"Sudah kita pindah dini hari tadi berangkat. Sekarang dirawat di RSUD kota Magelang. Alasan pindah bukan apa-apa hanya karena biar dekat dengan keluarga. Kalau di Caruban jauh dari keluarga," jelas guru pendamping SMAN 2 Magelang, Priyo (41) saat dihubungi detikcom, Jumat (6/4/2018).

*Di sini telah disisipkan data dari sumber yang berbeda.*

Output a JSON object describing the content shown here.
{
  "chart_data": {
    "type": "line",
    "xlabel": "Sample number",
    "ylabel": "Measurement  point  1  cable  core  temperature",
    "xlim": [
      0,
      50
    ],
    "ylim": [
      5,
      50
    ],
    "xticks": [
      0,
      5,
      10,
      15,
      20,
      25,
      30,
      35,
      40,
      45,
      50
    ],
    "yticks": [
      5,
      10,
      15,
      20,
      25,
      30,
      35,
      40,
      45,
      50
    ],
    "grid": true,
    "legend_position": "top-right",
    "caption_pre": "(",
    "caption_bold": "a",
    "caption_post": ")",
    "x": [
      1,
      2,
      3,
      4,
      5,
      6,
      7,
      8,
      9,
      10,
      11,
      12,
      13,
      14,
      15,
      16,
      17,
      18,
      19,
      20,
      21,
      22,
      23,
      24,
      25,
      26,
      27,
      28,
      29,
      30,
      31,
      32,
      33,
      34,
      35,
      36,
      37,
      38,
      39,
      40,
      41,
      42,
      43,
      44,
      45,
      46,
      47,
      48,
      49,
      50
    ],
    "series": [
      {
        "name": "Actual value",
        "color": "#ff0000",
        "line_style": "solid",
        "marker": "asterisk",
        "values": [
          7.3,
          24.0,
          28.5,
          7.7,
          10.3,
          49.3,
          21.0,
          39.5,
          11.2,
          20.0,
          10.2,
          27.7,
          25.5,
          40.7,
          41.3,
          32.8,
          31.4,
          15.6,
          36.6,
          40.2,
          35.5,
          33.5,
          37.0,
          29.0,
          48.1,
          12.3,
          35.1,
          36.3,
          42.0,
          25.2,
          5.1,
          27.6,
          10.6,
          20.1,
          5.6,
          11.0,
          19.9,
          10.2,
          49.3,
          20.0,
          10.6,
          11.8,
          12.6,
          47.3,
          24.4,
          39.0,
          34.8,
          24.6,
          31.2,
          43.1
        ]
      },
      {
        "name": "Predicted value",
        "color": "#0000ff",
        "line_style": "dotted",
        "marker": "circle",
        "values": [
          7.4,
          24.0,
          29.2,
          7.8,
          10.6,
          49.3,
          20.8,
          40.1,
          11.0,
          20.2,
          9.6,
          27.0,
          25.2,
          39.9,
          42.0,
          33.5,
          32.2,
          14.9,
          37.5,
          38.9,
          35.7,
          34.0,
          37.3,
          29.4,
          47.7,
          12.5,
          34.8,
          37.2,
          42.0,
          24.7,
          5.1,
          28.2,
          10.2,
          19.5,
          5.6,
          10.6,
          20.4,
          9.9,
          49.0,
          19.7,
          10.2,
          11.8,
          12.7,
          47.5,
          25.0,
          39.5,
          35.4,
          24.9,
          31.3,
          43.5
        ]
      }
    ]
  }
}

Dalam kasus kecelakaan ini, pihak sekolah juga meminta pertanggungjawaban dari pihak biro tur. Pihaknya mengaku telah memiliki kesepakatan antara SMAN 2 Magelang dengan biro tur.
"Sudah ada MoU sejak awal. Semua klaim Jasa Raharja juga sudah clear bisa dijalankan. Semua tertanggung biro dan Jasa Raharja, karena setiap anak diasuransikan," tutur Priyo.
Kelima korban luka yang merupakan penumpang bus sebelumnya dirawat di ruang Asoka RSUD Caruban, Kabupaten Madiun, di antaranya:
1. Sandika (28) guru, mengalami luka lecet pada kaki dan tangan
2. Arya (30) biro tur, mengalami luka pada pelipis, kaki serta tangan
3. Nuli Ursirini (52) guru, mengalami luka di kepala
4. Mohamad Irza (17) siswa, mengalami luka pada kaki dan tangan
5. Zaki (17) siswa, mengalami luka trauma pada tulang rusuk akibat benturan keras
Jenazah satu korban meninggal atas nama Amben (42), kernet bus pariwisata, warga Rembang, Jawa Tengah juga telah dipulangkan ke Magelang bersama rombongan penumpang yang mengalami luka.